Tais-toi, tais-toi, ne nous perds pas. La nuit, je me suis glissée jusqu’ici à la dérobée : je t’apporte mes larmes et une prière. C’est aujourd’hui le supplice. Seule tu peux adoucir les bourreaux. Sauve ton père !

LA FILLE.

Quel père ? Quel supplice ?

LA MÈRE.

Ignorerais-tu jusqu’à présent ?.. Non, tu ne vis pas dans un désert, tu vis dans le château de l’hetman ; tu dois connaître sa force redoutable, le châtiment qu’il tire de ses ennemis, la confiance du tsar en lui.
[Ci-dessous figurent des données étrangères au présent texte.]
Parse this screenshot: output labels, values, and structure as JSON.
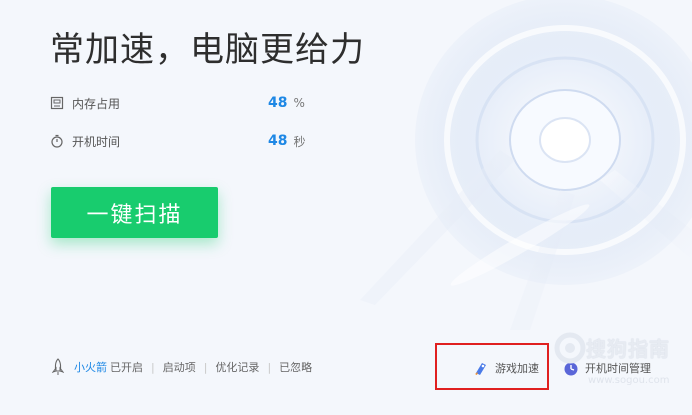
{
  "main": {
    "title": "常加速，电脑更给力",
    "stats": [
      {
        "label": "内存占用",
        "value": "48",
        "unit": "%",
        "icon": "memory-icon"
      },
      {
        "label": "开机时间",
        "value": "48",
        "unit": "秒",
        "icon": "stopwatch-icon"
      }
    ],
    "scan_button": "一键扫描"
  },
  "bottom": {
    "rocket_name": "小火箭",
    "rocket_status": "已开启",
    "links": [
      "启动项",
      "优化记录",
      "已忽略"
    ]
  },
  "tools": [
    {
      "label": "游戏加速",
      "icon": "game-boost-icon"
    },
    {
      "label": "开机时间管理",
      "icon": "boot-time-icon"
    }
  ],
  "watermark": {
    "text": "搜狗指南",
    "url": "www.sogou.com"
  },
  "colors": {
    "accent": "#1e88e5",
    "scan_button": "#18cc6e",
    "highlight": "#e02020"
  }
}
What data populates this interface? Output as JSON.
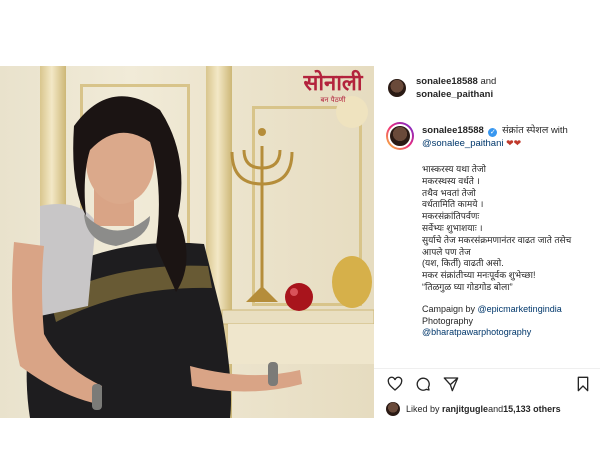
{
  "photo": {
    "alt_subject": "woman in black saree",
    "brand_logo_text": "सोनाली",
    "brand_logo_subtext": "बन पैठणी"
  },
  "header": {
    "account1": "sonalee18588",
    "and": "and",
    "account2": "sonalee_paithani"
  },
  "caption": {
    "username": "sonalee18588",
    "verified_mark": "✓",
    "title": "संक्रांत स्पेशल with",
    "mention": "@sonalee_paithani",
    "hearts": "❤❤",
    "lines": [
      "भास्करस्य यथा तेजो",
      "मकरस्थस्य वर्धते ।",
      "तथैव भवतां तेजो",
      "वर्धतामिति कामये ।",
      "मकरसंक्रांतिपर्वणः",
      "सर्वेभ्यः शुभाशयाः ।",
      "सुर्याचे तेज मकरसंक्रमणानंतर वाढत जाते तसेच",
      "आपले पण तेज",
      "(यश, किर्ती) वाढती असो.",
      "मकर संक्रांतीच्या मनःपूर्वक शुभेच्छा!",
      "“तिळगुळ घ्या गोडगोड बोला”"
    ],
    "credits": [
      {
        "label": "Campaign by ",
        "handle": "@epicmarketingindia"
      },
      {
        "label": "Photography",
        "handle": ""
      },
      {
        "label": "",
        "handle": "@bharatpawarphotography"
      }
    ]
  },
  "likes": {
    "prefix": "Liked by ",
    "user": "ranjitgugle",
    "mid": " and ",
    "count": "15,133 others"
  },
  "icons": [
    "heart-icon",
    "comment-icon",
    "share-icon",
    "bookmark-icon"
  ],
  "colors": {
    "link": "#00376b",
    "verified": "#3897f0",
    "brand": "#b3233d"
  }
}
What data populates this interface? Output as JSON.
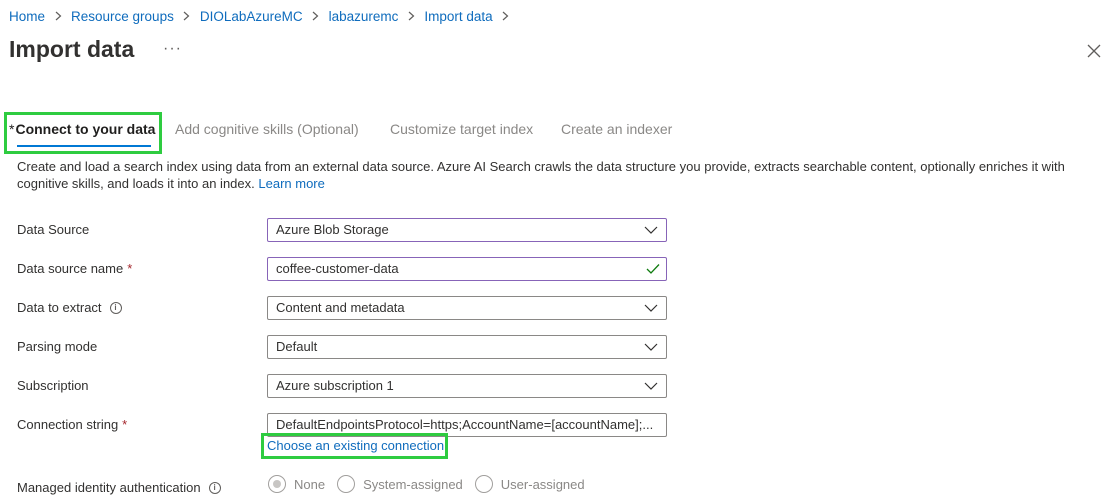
{
  "breadcrumb": [
    "Home",
    "Resource groups",
    "DIOLabAzureMC",
    "labazuremc",
    "Import data"
  ],
  "page": {
    "title": "Import data",
    "more_label": "···"
  },
  "tabs": [
    {
      "label": "Connect to your data",
      "required": "*",
      "active": true
    },
    {
      "label": "Add cognitive skills (Optional)",
      "active": false
    },
    {
      "label": "Customize target index",
      "active": false
    },
    {
      "label": "Create an indexer",
      "active": false
    }
  ],
  "description": {
    "text": "Create and load a search index using data from an external data source. Azure AI Search crawls the data structure you provide, extracts searchable content, optionally enriches it with cognitive skills, and loads it into an index.",
    "link": "Learn more"
  },
  "form": {
    "data_source": {
      "label": "Data Source",
      "value": "Azure Blob Storage"
    },
    "data_source_name": {
      "label": "Data source name",
      "required": "*",
      "value": "coffee-customer-data"
    },
    "data_to_extract": {
      "label": "Data to extract",
      "value": "Content and metadata"
    },
    "parsing_mode": {
      "label": "Parsing mode",
      "value": "Default"
    },
    "subscription": {
      "label": "Subscription",
      "value": "Azure subscription 1"
    },
    "connection_string": {
      "label": "Connection string",
      "required": "*",
      "value": "DefaultEndpointsProtocol=https;AccountName=[accountName];..."
    },
    "choose_connection_link": "Choose an existing connection",
    "managed_identity": {
      "label": "Managed identity authentication",
      "options": [
        "None",
        "System-assigned",
        "User-assigned"
      ],
      "selected": "None"
    }
  },
  "colors": {
    "link": "#0f6cbd",
    "tab_underline": "#0078d4",
    "highlight": "#2ecc40",
    "required": "#a4262c",
    "focus_border": "#8764b8",
    "valid_check": "#107c10"
  },
  "icons": {
    "breadcrumb_separator": "chevron-right-icon",
    "close": "close-icon",
    "dropdown": "chevron-down-icon",
    "valid": "checkmark-icon",
    "info": "info-icon"
  }
}
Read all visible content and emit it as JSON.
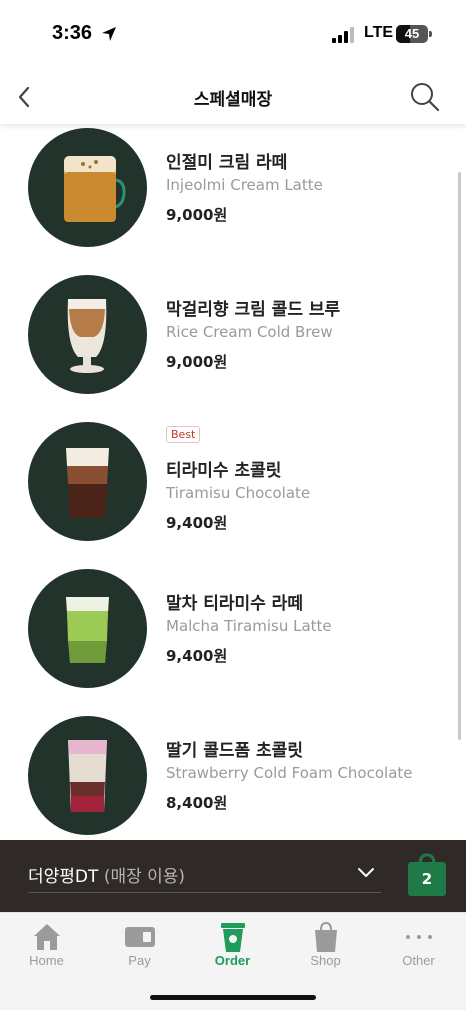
{
  "status": {
    "time": "3:36",
    "network": "LTE",
    "battery": "45",
    "battery_level": 0.45
  },
  "header": {
    "title": "스페셜매장",
    "back_icon": "chevron-left-icon",
    "search_icon": "search-icon"
  },
  "menu": {
    "items": [
      {
        "name_ko": "인절미 크림 라떼",
        "name_en": "Injeolmi Cream Latte",
        "price": "9,000원",
        "badge": ""
      },
      {
        "name_ko": "막걸리향 크림 콜드 브루",
        "name_en": "Rice Cream Cold Brew",
        "price": "9,000원",
        "badge": ""
      },
      {
        "name_ko": "티라미수 초콜릿",
        "name_en": "Tiramisu Chocolate",
        "price": "9,400원",
        "badge": "Best"
      },
      {
        "name_ko": "말차 티라미수 라떼",
        "name_en": "Malcha Tiramisu Latte",
        "price": "9,400원",
        "badge": ""
      },
      {
        "name_ko": "딸기 콜드폼 초콜릿",
        "name_en": "Strawberry Cold Foam Chocolate",
        "price": "8,400원",
        "badge": ""
      }
    ]
  },
  "store": {
    "name": "더양평DT",
    "mode": "(매장 이용)",
    "cart_count": "2"
  },
  "tabs": [
    {
      "label": "Home",
      "icon": "home-icon",
      "active": false
    },
    {
      "label": "Pay",
      "icon": "card-icon",
      "active": false
    },
    {
      "label": "Order",
      "icon": "cup-icon",
      "active": true
    },
    {
      "label": "Shop",
      "icon": "bag-icon",
      "active": false
    },
    {
      "label": "Other",
      "icon": "more-icon",
      "active": false
    }
  ],
  "colors": {
    "brand_green": "#1e9c5a",
    "thumb_bg": "#22332c",
    "store_bar_bg": "#2f2a28",
    "cart_green": "#1f7a47",
    "badge_red": "#c0392b"
  }
}
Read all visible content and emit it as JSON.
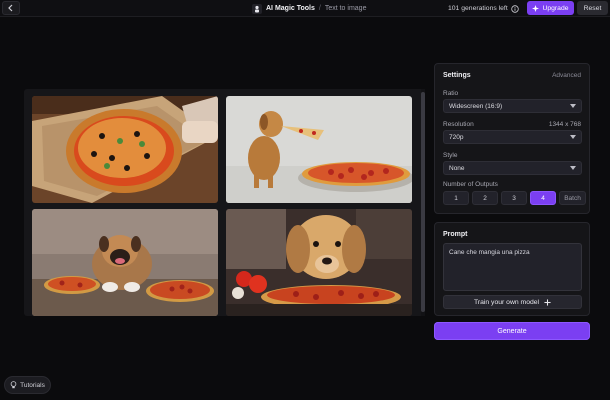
{
  "header": {
    "app_title": "AI Magic Tools",
    "separator": "/",
    "page_title": "Text to image",
    "generations_left": "101 generations left",
    "upgrade_label": "Upgrade",
    "reset_label": "Reset"
  },
  "gallery": {
    "images": [
      {
        "subject": "pizza-on-box"
      },
      {
        "subject": "dog-eating-pizza-slice"
      },
      {
        "subject": "bulldog-with-pizza"
      },
      {
        "subject": "dog-with-pizza-closeup"
      }
    ]
  },
  "settings": {
    "title": "Settings",
    "advanced_label": "Advanced",
    "ratio_label": "Ratio",
    "ratio_value": "Widescreen (16:9)",
    "resolution_label": "Resolution",
    "resolution_dims": "1344 x 768",
    "resolution_value": "720p",
    "style_label": "Style",
    "style_value": "None",
    "outputs_label": "Number of Outputs",
    "outputs": [
      "1",
      "2",
      "3",
      "4"
    ],
    "outputs_selected": "4",
    "batch_label": "Batch"
  },
  "prompt": {
    "title": "Prompt",
    "value": "Cane che mangia una pizza",
    "train_label": "Train your own model"
  },
  "generate_label": "Generate",
  "tutorials_label": "Tutorials",
  "colors": {
    "accent": "#7b3ff2",
    "background": "#0b0b0d",
    "panel": "#151518"
  }
}
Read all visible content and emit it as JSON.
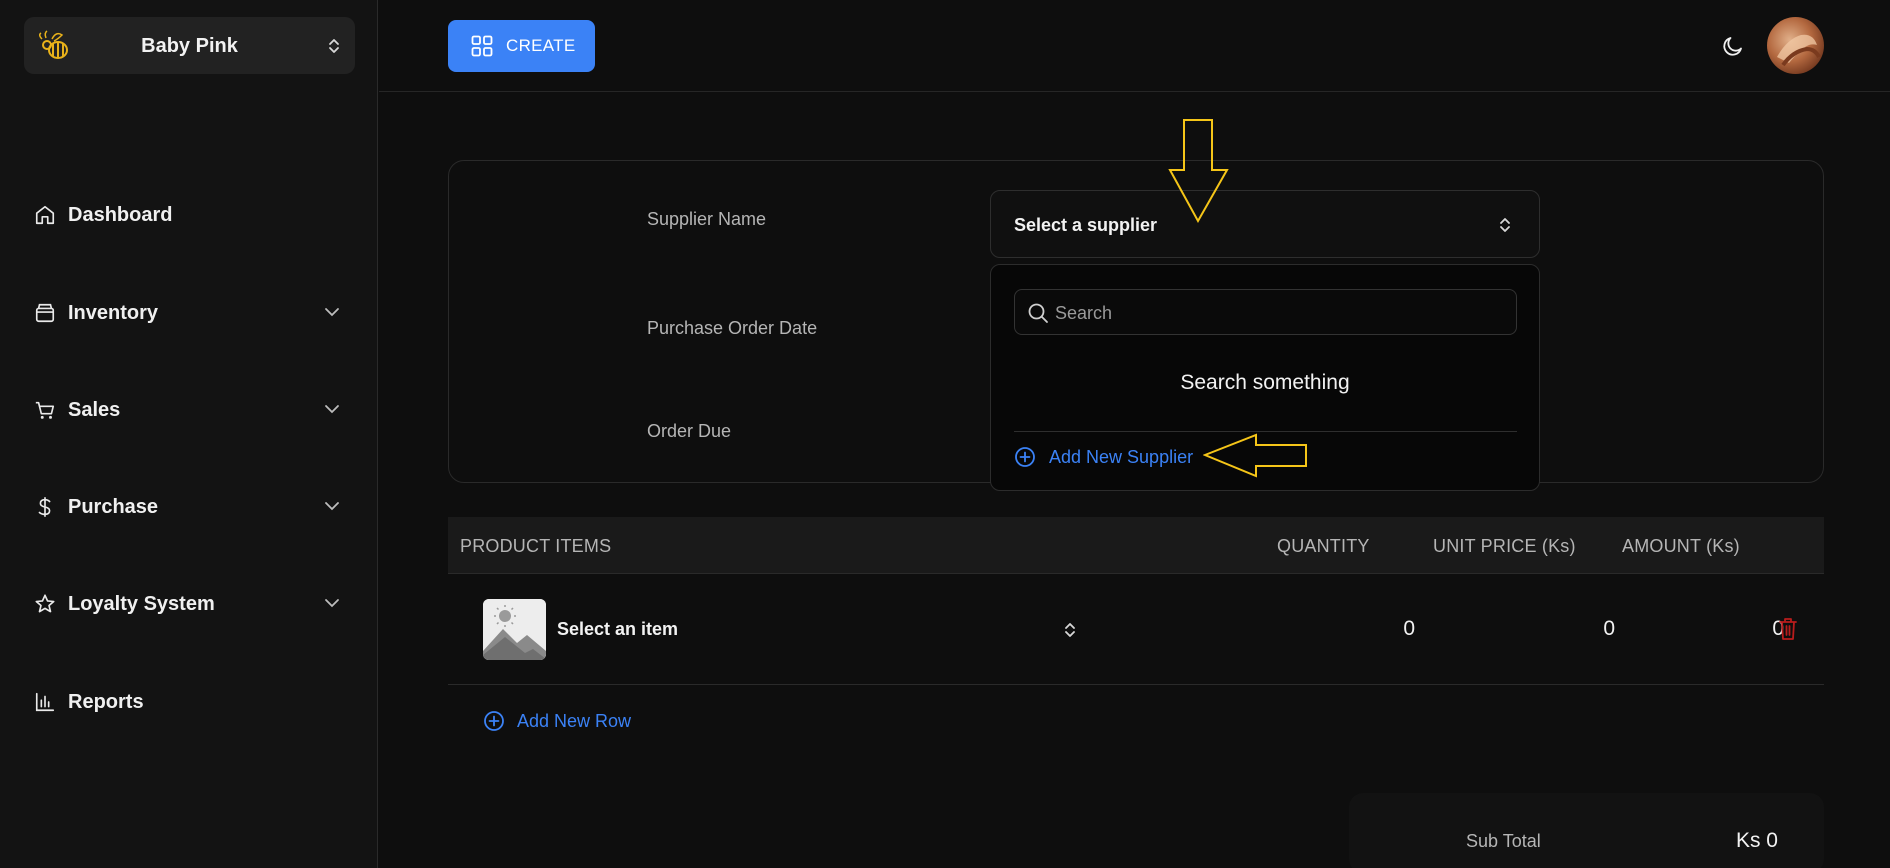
{
  "sidebar": {
    "store_name": "Baby Pink",
    "items": [
      {
        "label": "Dashboard",
        "icon": "home-icon"
      },
      {
        "label": "Inventory",
        "icon": "box-icon"
      },
      {
        "label": "Sales",
        "icon": "cart-icon"
      },
      {
        "label": "Purchase",
        "icon": "dollar-icon"
      },
      {
        "label": "Loyalty System",
        "icon": "star-icon"
      },
      {
        "label": "Reports",
        "icon": "bar-chart-icon"
      }
    ]
  },
  "header": {
    "create_label": "CREATE"
  },
  "form": {
    "supplier_label": "Supplier Name",
    "po_date_label": "Purchase Order Date",
    "order_due_label": "Order Due",
    "supplier_value": "Select a supplier"
  },
  "dropdown": {
    "search_placeholder": "Search",
    "empty_text": "Search something",
    "add_label": "Add New Supplier"
  },
  "table": {
    "headers": {
      "product": "PRODUCT ITEMS",
      "quantity": "QUANTITY",
      "unit_price": "UNIT PRICE (Ks)",
      "amount": "AMOUNT (Ks)"
    },
    "rows": [
      {
        "item": "Select an item",
        "quantity": "0",
        "unit_price": "0",
        "amount": "0"
      }
    ],
    "add_row_label": "Add New Row"
  },
  "totals": {
    "subtotal_label": "Sub Total",
    "subtotal_value": "Ks 0"
  },
  "colors": {
    "accent": "#3b82f6",
    "annotation": "#f5c518",
    "danger": "#b91c1c"
  }
}
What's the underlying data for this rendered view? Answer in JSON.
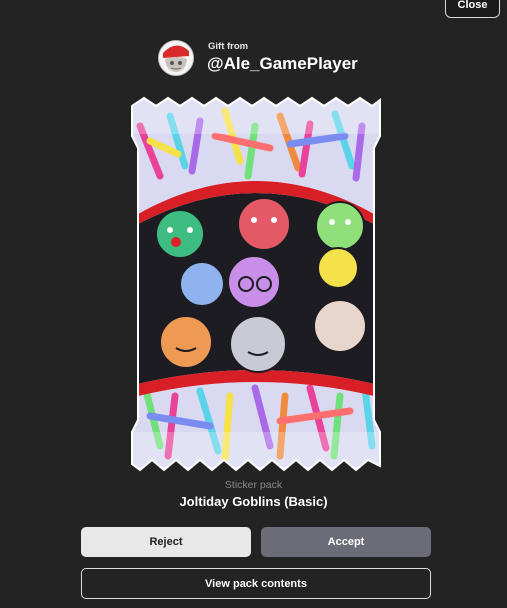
{
  "header": {
    "close_label": "Close"
  },
  "gift": {
    "from_label": "Gift from",
    "sender_username": "@Ale_GamePlayer"
  },
  "pack": {
    "type_label": "Sticker pack",
    "name": "Joltiday Goblins (Basic)"
  },
  "actions": {
    "reject_label": "Reject",
    "accept_label": "Accept",
    "view_contents_label": "View pack contents"
  },
  "colors": {
    "background": "#232323",
    "accept_button": "#6c6c78",
    "reject_button": "#e8e8e8",
    "pack_band_red": "#d81f26"
  }
}
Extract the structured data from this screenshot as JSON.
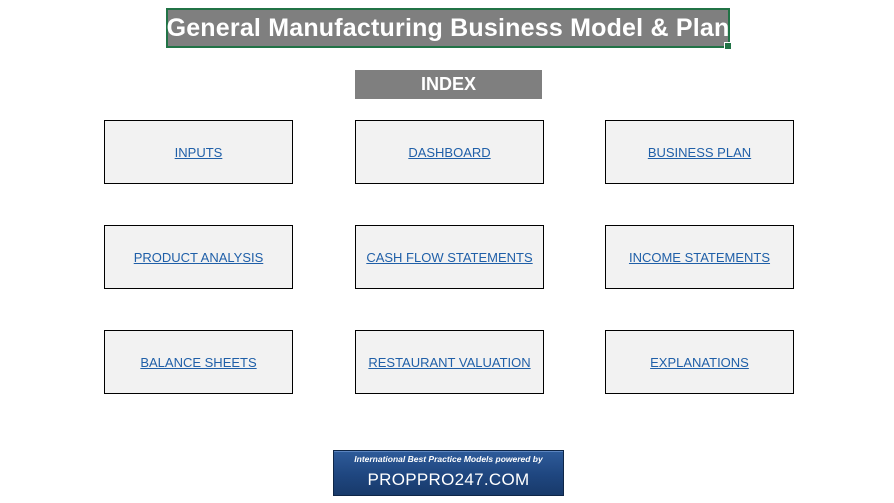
{
  "title": "General Manufacturing Business Model & Plan",
  "index_label": "INDEX",
  "nav": {
    "inputs": "INPUTS",
    "dashboard": "DASHBOARD",
    "business_plan": "BUSINESS PLAN",
    "product_analysis": "PRODUCT ANALYSIS",
    "cash_flow_statements": "CASH FLOW STATEMENTS",
    "income_statements": "INCOME STATEMENTS",
    "balance_sheets": "BALANCE SHEETS",
    "restaurant_valuation": "RESTAURANT VALUATION",
    "explanations": "EXPLANATIONS"
  },
  "brand": {
    "tagline": "International Best Practice Models powered by",
    "name": "PROPPRO247.COM"
  },
  "colors": {
    "header_background": "#7f7f7f",
    "selection_border": "#217346",
    "link": "#1f5fa8",
    "box_background": "#f2f2f2",
    "brand_background": "#1f467f"
  }
}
Je le vois bien, tu renies ta triste famille pour Mazeppa ; je t’éveille en plein sommeil, tandis que s’exécute l’atroce sentence, qu’on lit l’arrêt, qu’on apprête pour ton père la hache[1]… Je le vois, nous sommes étrangères l’une à l’autre… Maria, ma fille, reviens à toi ! Cours, tombe à ses pieds, sauve ton père, sois notre ange. Ton regard liera les mains des assassins, pour toi elles laisseront échapper la hache. Presse, exige : l’hetman ne te refusera pas. Pour lui tu as oublié ton honneur, ta famille, ton Dieu…

LA FILLE.

Que m’arrive-t-il ? Mon père… Mazeppa… le supplice… ma mère ici, dans ce château, avec une prière… Non, ou je deviens folle, ou c’est un cauchemar.

LA MÈRE.

Non, non, il n’y a ici ni cauchemar ni rêves… Ne sais-tu donc pas que ton père furieux, ne pouvant supporter la honte de sa fille, affamé de vengeance, a dénoncé l’hetman au tsar ? Ne sais-tu pas que l’atroce torture l’a fait se démentir, s’accuser de complots et de calomnies honteuses et que, victime de sa loyauté téméraire, il a été livré à son ennemi pour mourir ? que devant toute l’armée kosake, — si la droite puissante du Seigneur ne le protège pas, — il doit être aujourd’hui même supplicié ? qu’il est là, enfin, dans un cachot de cette tour ?

  1. Mérimée observait judicieusement que le latin peut seul reproduire l’ordre et l’énergie de certaines phrases russes. Voici exactement le vers de Pouchkine, avec la gradation savante de ses quatre mots : Quando parata patri securis. On voit tomber la hache.